Only back then, Arpaio and Thomas were at odds. In fact, Arpaio dismissed the idea of rounding up the people who were being smuggled into the country, saying, "Being illegal is not a serious crime."

This comment followed the arrest by one of Arpaio's deputies of Army reservist Patrick Haab. He's the young man who held seven Mexican nationals at gunpoint at an Arizona rest stop.

"You can't go around pulling guns on people," Arpaio said back then.

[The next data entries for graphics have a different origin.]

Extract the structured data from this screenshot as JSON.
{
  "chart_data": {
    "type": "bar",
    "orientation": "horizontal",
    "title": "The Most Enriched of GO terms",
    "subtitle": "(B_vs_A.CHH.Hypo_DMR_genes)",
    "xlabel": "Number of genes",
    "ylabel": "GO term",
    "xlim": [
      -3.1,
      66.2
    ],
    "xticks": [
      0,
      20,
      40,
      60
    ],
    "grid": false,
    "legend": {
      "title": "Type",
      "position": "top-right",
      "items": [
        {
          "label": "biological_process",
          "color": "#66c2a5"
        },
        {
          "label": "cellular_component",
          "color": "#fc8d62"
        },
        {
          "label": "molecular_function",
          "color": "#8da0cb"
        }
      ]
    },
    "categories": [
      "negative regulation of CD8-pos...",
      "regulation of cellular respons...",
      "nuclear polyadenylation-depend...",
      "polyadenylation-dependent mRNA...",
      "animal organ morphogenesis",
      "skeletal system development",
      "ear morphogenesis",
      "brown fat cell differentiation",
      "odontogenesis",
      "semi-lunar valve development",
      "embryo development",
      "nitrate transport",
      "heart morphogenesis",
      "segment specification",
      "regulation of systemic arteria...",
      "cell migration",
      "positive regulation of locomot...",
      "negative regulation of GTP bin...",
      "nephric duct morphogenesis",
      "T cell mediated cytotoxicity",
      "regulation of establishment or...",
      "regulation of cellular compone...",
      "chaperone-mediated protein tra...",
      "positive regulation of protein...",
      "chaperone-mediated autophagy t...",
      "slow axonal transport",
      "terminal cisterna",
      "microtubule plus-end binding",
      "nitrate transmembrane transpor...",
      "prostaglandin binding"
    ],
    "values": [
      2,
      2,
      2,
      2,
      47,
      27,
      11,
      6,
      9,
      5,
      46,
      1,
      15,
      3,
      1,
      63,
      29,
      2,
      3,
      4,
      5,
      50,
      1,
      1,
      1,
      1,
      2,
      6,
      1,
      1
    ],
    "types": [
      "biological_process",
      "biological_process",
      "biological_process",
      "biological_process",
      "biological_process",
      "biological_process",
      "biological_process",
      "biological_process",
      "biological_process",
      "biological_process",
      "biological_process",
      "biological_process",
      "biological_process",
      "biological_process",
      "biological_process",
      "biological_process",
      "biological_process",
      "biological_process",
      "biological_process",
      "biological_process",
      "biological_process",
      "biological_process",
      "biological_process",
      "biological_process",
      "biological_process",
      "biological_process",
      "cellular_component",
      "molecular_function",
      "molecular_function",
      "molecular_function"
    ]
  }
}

The county attorney disagreed. He said that Haab was justified in pulling the gun because the border-crossers were guilty of "conspiracy" under federal law. Haab has subsequently filed a lawsuit against Arpaio. Following the Haab case, Thomas worked to have a state law passed that says border-crossers can be charged with conspiracy. Not long ago, he complained that local police were not enforcing it. The police say that they didn't have the manpower. Arpaio didn't appear to have it, either.

It's amazing the resources that become available, however, when the sheriff knows that he might get on TV. He even invited his pal, the county attorney, to share in the glory of a local TV press conference.

Still, I wanted to know why he went along with Thomas this time but didn't in the Haab case.

"The Haab case was different," the sheriff said. "He pulled a gun on seven people who looked like they were Mexicans. This is apples to oranges."

Actually, it's undocumented immigrants to undocumented immigrants. Thomas let Haab off the hook because his office decided the Mexican nationals were guilty of conspiracy to cross the border. Which Arpaio said was "not a serious crime."

"This is a different," the sheriff told me.

Not according to Barnett Lotstein, Thomas' special assistant deputy attorney. He said, "With Haab the question was: Can we apply the conspiracy law to the violation of a federal statute? And we did."

So, Arpaio's deputies could have arrested the people held at gunpoint by Haab on a federal conspiracy charge? I asked.

"Yes, of course," Lotstein said. "Even without the state statute. That was our view. But there were conflicting views. The state statute put all that to bed."

Under the new law, illegally crossing the border is a felony. Which means that people who sneak into Arizona in order to serve as cheap laborers could now spend 2 1/2 years in prison, where they will get a roof over their heads and three meals a day at taxpayer expense.

I'm not sure how that solves the problems of illegal immigration, but it does wonders for the political careers of people like Thomas and Arpaio.

"Let me put it this way," the sheriff said. "You're going to disagree with me, but I don't do things to get on the evening news and then say goodbye. When I do things, I continue to do them."

I don't disagree. When Arpaio decides on a policy he sticks with it . . . as long as it keeps getting him on TV.